Equity release plans explained
There are four different types of regulated equity release, each of which will be fully explained to you during your initial consultation and we will show you clear examples of how each of them works.
- Lump Sum Lifetime Mortgages
- Lifetime Mortgage with flexible cash release
- Interest Only Lifetime Mortgages
- Home Reversion Plans
Lump Sum Lifetime Mortgages
Here the provider lends a percentage of the property’s value. You are charged interest on the loan but unlike an ordinary mortgage, there are no monthly repayments and no set term.
The loan continues until you vacate the property at which point the original sum borrowed plus any interest must be repaid.
Lifetime mortgages are sometimes referred to as ‘reverse mortgages’ in other English speaking countries.
Lifetime Mortgage with Flexible Cash Release (Drawdown)
Also known as a draw down lifetime mortgage, these work as above but with a regular cash reserve/draw down option allowing you to withdraw amounts at a frequency you choose up to a specified amount of years, or until the cash reserve has been used up.
Interest is added to the loan each month and no repayments are required during your lifetime. Interest is only charged when or if withdrawals are made.
Interest Only Lifetime Mortgages
An interest only lifetime mortgage involves borrowing a percentage of the property’s value and then paying the interest each month. This type of lifetime mortgage leaves the amount borrowed intact: it doesn’t get any bigger as the interest is paid each month.
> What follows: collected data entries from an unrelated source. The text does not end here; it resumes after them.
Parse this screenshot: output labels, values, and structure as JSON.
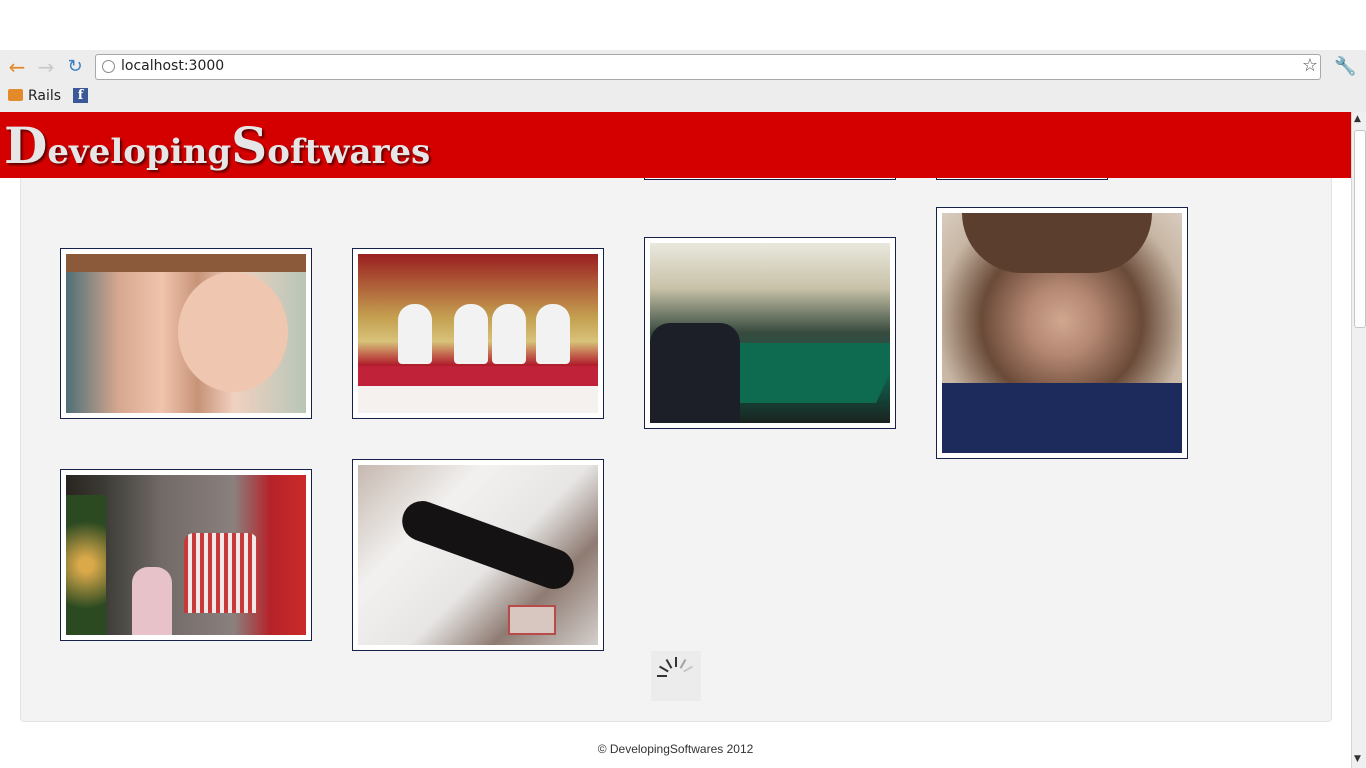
{
  "browser": {
    "url": "localhost:3000",
    "bookmarks": [
      {
        "label": "Rails",
        "icon": "folder-icon"
      },
      {
        "label": "",
        "icon": "facebook-icon"
      }
    ],
    "icons": {
      "back": "back-arrow-icon",
      "forward": "forward-arrow-icon",
      "reload": "reload-icon",
      "site": "globe-icon",
      "bookmark_star": "star-icon",
      "settings": "wrench-icon"
    }
  },
  "site": {
    "logo": {
      "first_cap": "D",
      "first_rest": "eveloping",
      "second_cap": "S",
      "second_rest": "oftwares"
    },
    "brand_color": "#d40000",
    "gallery": {
      "photos": [
        {
          "subject": "partially scrolled photo (top)",
          "column": 3
        },
        {
          "subject": "partially scrolled photo (top)",
          "column": 4
        },
        {
          "subject": "mother and baby",
          "column": 1
        },
        {
          "subject": "nuns at a table",
          "column": 2
        },
        {
          "subject": "conference room meeting",
          "column": 3
        },
        {
          "subject": "boy selfie",
          "column": 4
        },
        {
          "subject": "man reading with girl",
          "column": 1
        },
        {
          "subject": "girl holding phone",
          "column": 2
        }
      ],
      "loading": true
    },
    "footer": "© DevelopingSoftwares 2012"
  }
}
When the property is sold the original amount of capital borrowed is repaid. Some form of monthly income is required to meet the interest payments on this type of equity release plan and eligibility is subject to credit status and meeting affordability criteria.
Home Reversion Plans
Under this type of plan you sell your home or a percentage of it in exchange for a lump sum or monthly income, or a combination of both. You can stay in the property for life or until you wish to sell it, at which point the provider will reclaim that percentage of the sale price.
With these plans, there is no build-up of interest so they are sometimes favoured over the Lifetime Mortgage schemes.